Connect two different audio sources to the same output to achieve mixing purposes.

Technical solutions

Create a sound source

The audio source can come from an ArrayBuffer of audio data read locally or online, an audio tag, or a MediaStream generated by the browser's microphone. Taking the use of MediaStream to generate an audio source as an example, the method of creating an audio source node is as follows:
Get the microphone resource to generate the audio source

 // 创建一个音频上下文实例
const audioContext = new AudioContext();

// 浏览器生成一个包含音轨的 mediaStream 对象
let mediaStream = null;
navigator.mediaDevices.getUserMedia({audio: true}).then((ms) => {
    mediaStream = ms;
});

// 生成一个 mediaStream 音频源
const micSourceNode = audioContext.createMediaStreamSource(mediaStream);

Play background music locally to generate sound source

 // 创建一个 audio 标签播放本地音频
const audioEl = document.createElement('audio');
audioEl.src = '/media/bgmusic.mp3';
audioEl.loop = true;
audioEl.play();

// 从 audio 标签中抓取一个 mediaStream 对象，以在 chrome 浏览器中为例
let mediaStream = null
audioEl.onloadedmetadata = () => {
  mediaStream =  audioEl.captureStream();
}

// 生成本地音频对应的 mediaStream 音频源
const bgMusicSourceNode = audioContext.createMediaStreamSource(mediaStream);

Create playback exit

 // 创建音源播放出口
const destination = audioContext.createMediaStreamDestination()

connection node

Connect two audio source nodes to the same output.

 // 麦克风音频源连接输出出口
micSourceNode.connect(destination)

// 背景音乐音频源连接输出出口
bgMusicSourceNode.connect(destination)

Get the mix track

Get the mixed audio track MediaStreamTrack from the output node.

 // 获取混音 audioTrack                             
const mixAudioTrack = destination.stream.getAudioTracks()[0]

After fetching the mixAudioTrack, the problem we need to solve is how to make the other end hear the sound of the microphone and shared music without re-establishing the peer connection in the actual audio and video scene.

Mixed audio tracks live in WebRTC

At this point, the mixAudioTrack can be used.
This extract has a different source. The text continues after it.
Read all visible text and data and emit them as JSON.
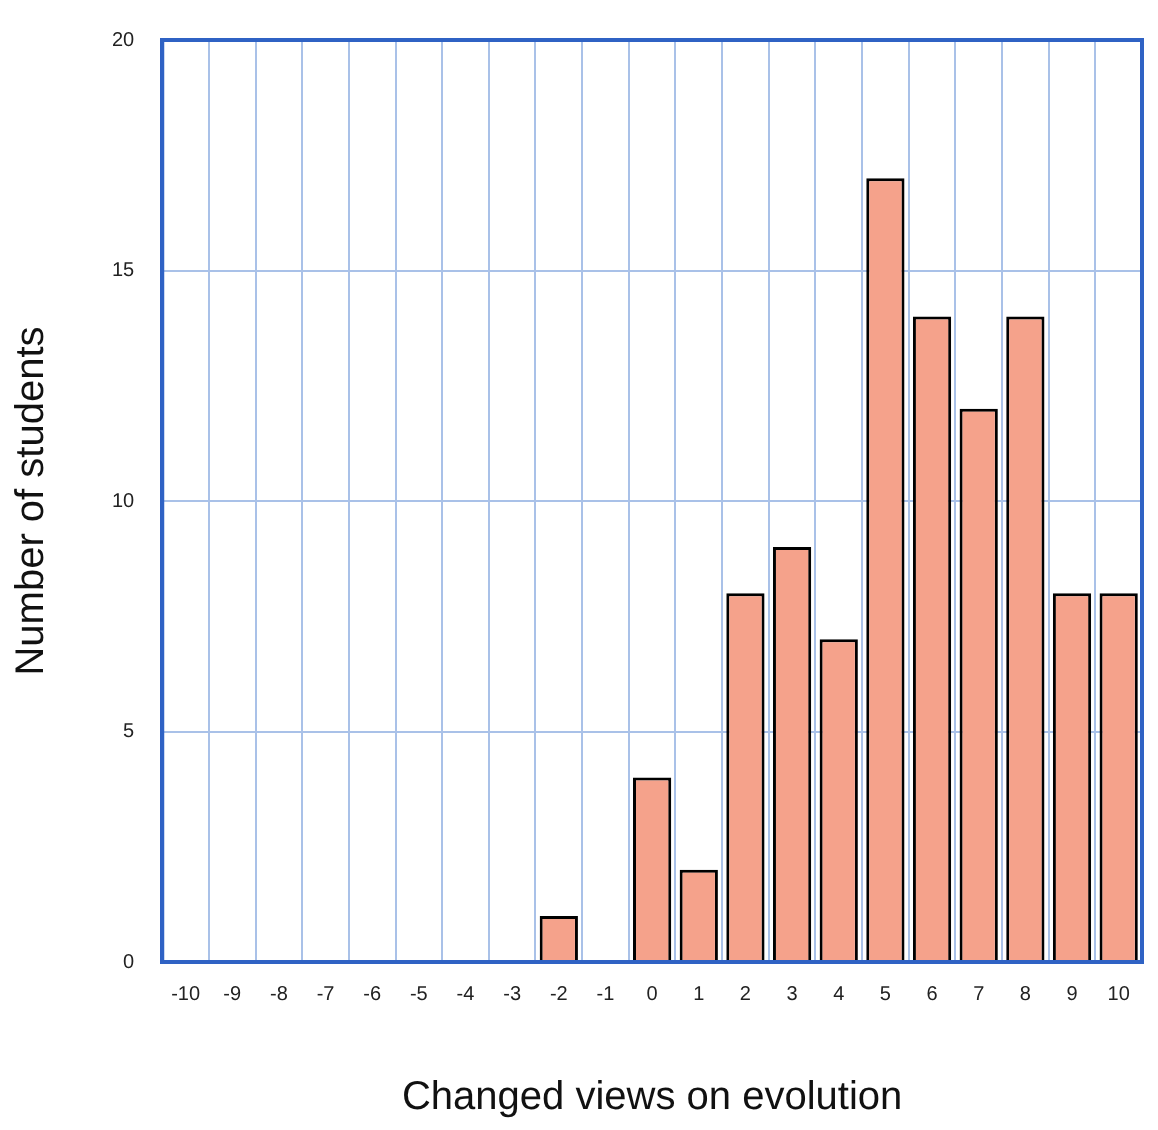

Find the RTCRtpSender object that sends the microphone audio from the RTCPeerConnection, and use mixAudioTrack to replace the released microphone audio track. The specific implementation is as follows:

 // 发布麦克风资源前创建的 RTCPeerConnection 实例对象
const rtcPeerConnection = new RTCPeerConnection([configuration])
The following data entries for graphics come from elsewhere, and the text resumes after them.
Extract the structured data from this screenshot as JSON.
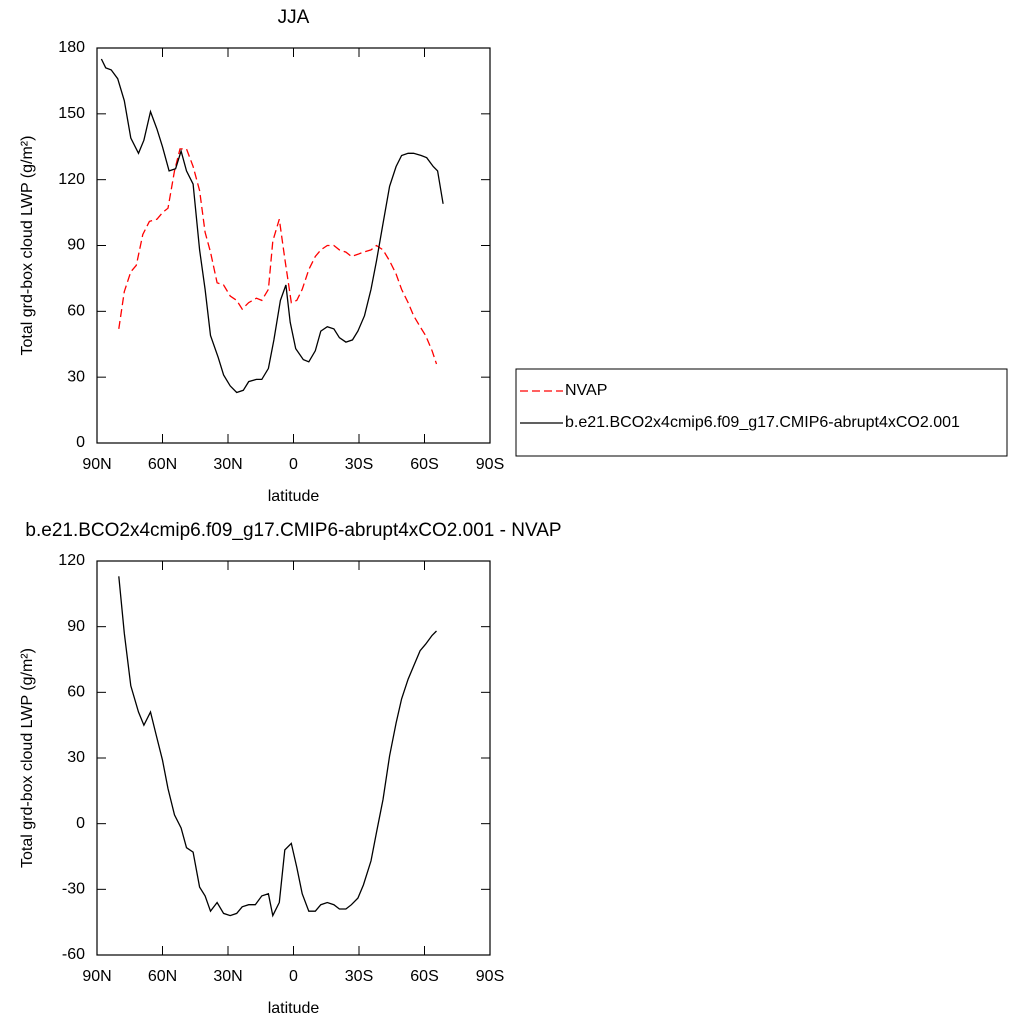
{
  "chart_data": [
    {
      "type": "line",
      "title": "JJA",
      "xlabel": "latitude",
      "ylabel": "Total grd-box cloud LWP (g/m²)",
      "xlim": [
        90,
        -90
      ],
      "ylim": [
        0,
        180
      ],
      "xticks": [
        {
          "value": 90,
          "label": "90N"
        },
        {
          "value": 60,
          "label": "60N"
        },
        {
          "value": 30,
          "label": "30N"
        },
        0,
        {
          "value": -30,
          "label": "30S"
        },
        {
          "value": -60,
          "label": "60S"
        },
        {
          "value": -90,
          "label": "90S"
        }
      ],
      "yticks": [
        0,
        30,
        60,
        90,
        120,
        150,
        180
      ],
      "legend": "right",
      "series": [
        {
          "name": "NVAP",
          "color": "#ff0000",
          "dash": true,
          "x": [
            80,
            77.5,
            74.5,
            72,
            69,
            66,
            62.5,
            60,
            57.5,
            54.5,
            52,
            49,
            46,
            43,
            40.5,
            38,
            35,
            32,
            29,
            26,
            23.5,
            20.5,
            17,
            14.5,
            11.5,
            9.5,
            6.5,
            4,
            1,
            -1.5,
            -4,
            -7,
            -10,
            -12.5,
            -15.5,
            -18.5,
            -21,
            -24,
            -26.5,
            -29.5,
            -32,
            -35.5,
            -38,
            -41,
            -44,
            -47,
            -49.5,
            -52.5,
            -55,
            -58,
            -60.5,
            -63.5,
            -65.5
          ],
          "values": [
            52,
            69,
            78,
            81,
            95,
            101,
            102,
            105,
            107,
            124,
            134,
            134,
            126,
            115,
            96,
            87,
            73,
            72,
            67,
            65,
            61,
            64,
            66,
            65,
            70,
            92,
            102,
            84,
            64,
            65,
            70,
            79,
            85,
            88,
            90,
            90,
            88,
            87,
            85,
            86,
            87,
            88,
            90,
            88,
            83,
            77,
            70,
            64,
            58,
            53,
            49,
            42,
            36
          ]
        },
        {
          "name": "b.e21.BCO2x4cmip6.f09_g17.CMIP6-abrupt4xCO2.001",
          "color": "#000000",
          "dash": false,
          "x": [
            88,
            86,
            83.5,
            80.5,
            77.5,
            74.5,
            71,
            68.5,
            65.5,
            62.5,
            60,
            57,
            54,
            51.5,
            49,
            46,
            43,
            40.5,
            38,
            34.5,
            32,
            29,
            26,
            23,
            20.5,
            17,
            14.5,
            11.5,
            9,
            6,
            3.5,
            1.5,
            -1,
            -4.5,
            -7,
            -10,
            -12.5,
            -15.5,
            -18.5,
            -21,
            -24,
            -27,
            -29.5,
            -32.5,
            -35.5,
            -38,
            -41,
            -44,
            -47,
            -49.5,
            -52.5,
            -55,
            -58.5,
            -61,
            -64,
            -66,
            -68.5
          ],
          "values": [
            175,
            171,
            170,
            166,
            156,
            139,
            132,
            138,
            151,
            143,
            135,
            124,
            125,
            133,
            124,
            118,
            88,
            70,
            49,
            39,
            31,
            26,
            23,
            24,
            28,
            29,
            29,
            34,
            47,
            65,
            72,
            55,
            43,
            38,
            37,
            42,
            51,
            53,
            52,
            48,
            46,
            47,
            51,
            58,
            70,
            83,
            100,
            117,
            126,
            131,
            132,
            132,
            131,
            130,
            126,
            124,
            109
          ]
        }
      ]
    },
    {
      "type": "line",
      "title": "b.e21.BCO2x4cmip6.f09_g17.CMIP6-abrupt4xCO2.001 - NVAP",
      "xlabel": "latitude",
      "ylabel": "Total grd-box cloud LWP (g/m²)",
      "xlim": [
        90,
        -90
      ],
      "ylim": [
        -60,
        120
      ],
      "xticks": [
        {
          "value": 90,
          "label": "90N"
        },
        {
          "value": 60,
          "label": "60N"
        },
        {
          "value": 30,
          "label": "30N"
        },
        0,
        {
          "value": -30,
          "label": "30S"
        },
        {
          "value": -60,
          "label": "60S"
        },
        {
          "value": -90,
          "label": "90S"
        }
      ],
      "yticks": [
        -60,
        -30,
        0,
        30,
        60,
        90,
        120
      ],
      "series": [
        {
          "color": "#000000",
          "dash": false,
          "x": [
            80,
            77.5,
            74.5,
            71,
            68.5,
            65.5,
            63,
            60,
            57.5,
            54.5,
            51.5,
            49,
            46,
            43,
            40.5,
            38,
            35,
            32,
            29,
            26,
            23.5,
            20.5,
            17.5,
            14.5,
            11.5,
            9.5,
            6.5,
            4,
            1,
            -1.5,
            -4,
            -7,
            -10,
            -12.5,
            -15.5,
            -18.5,
            -21,
            -24,
            -26.5,
            -29.5,
            -32,
            -35.5,
            -38,
            -41,
            -44,
            -47,
            -49.5,
            -52.5,
            -55,
            -58,
            -60.5,
            -63.5,
            -65.5
          ],
          "values": [
            113,
            87,
            63,
            51,
            45,
            51,
            41,
            29,
            16,
            4,
            -2,
            -11,
            -13,
            -29,
            -33,
            -40,
            -36,
            -41,
            -42,
            -41,
            -38,
            -37,
            -37,
            -33,
            -32,
            -42,
            -36,
            -12,
            -9,
            -20,
            -32,
            -40,
            -40,
            -37,
            -36,
            -37,
            -39,
            -39,
            -37,
            -34,
            -28,
            -17,
            -4,
            11,
            31,
            46,
            57,
            66,
            72,
            79,
            82,
            86,
            88
          ]
        }
      ]
    }
  ]
}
// 获取发送音频的 RTCRtpSender 对象
const micSender = rtcPeerConnection.getSenders().find((sender) => {
  return sender.track.kind === 'audio'
})

// 使用 audioContetx 中拿到的混音 mixAudioTrack 替换麦克风 audioTrack
micSender.replaceTrack(mixAudioTrack)

Interface Design Planning

Rongyun real-time audio and video SDK provides createMicrophone

The AudioTrack and createLocalFileTracks methods are used to create microphone tracks, local or online audio tracks, respectively.
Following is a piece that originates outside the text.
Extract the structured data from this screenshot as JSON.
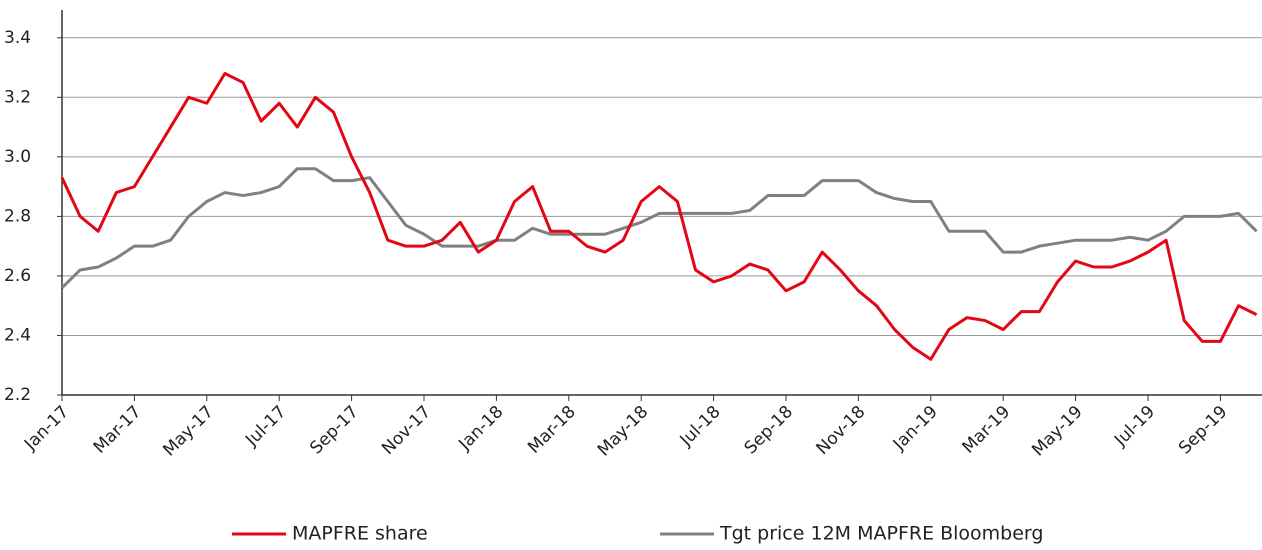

Mixing is still based on the instances created by these two methods, adding start to RCRTCRoom and RCLivingRoom

The MixAudio and stopMixAudio methods are used for interface support for mixing and stopping.

The following shows the execution process of the business layer mixing. rtcClient and rtcRoom are the RTC client instance and room instance obtained by the business end.

Create and publish a microphone resource

 // 创建一个麦克风音轨
const micAudioTrack = rtcClient.createMicrophoneAudioTrack()

// 发布麦克风音轨
rtcRoom.pushlish([micAudioTrack])

Create a local audio track

 // 创建一个本地音频音轨，file 为 <input type='file'> 获取到的 File 实例
const localAudioTrack = rtcClient.createLocalFileTracks('bgmusic', file)

start mixing

Mix the local audio into the published microphone audio, the first parameter of startMixAudio is the published audio track, and the second is the local audio track to be mixed.

 // 开始混音
rtcRoom.startMixAudio(micAudioTrack, localAudioTrack)

stop mixing

Pass in the track that needs to be unmixed. The SDK will strip the sound of the local audio from the microphone audio.

 // 停止混音
rtcRoom.stopMixAudio(micAudioTrack)

Based on the above more elegant and concise solutions, developers can access mixing more conveniently and at low cost, reducing the learning threshold in the integration stage. In the future, Rongyun will continue to improve technology and optimize experience around making developers' business implementation more efficient and simpler.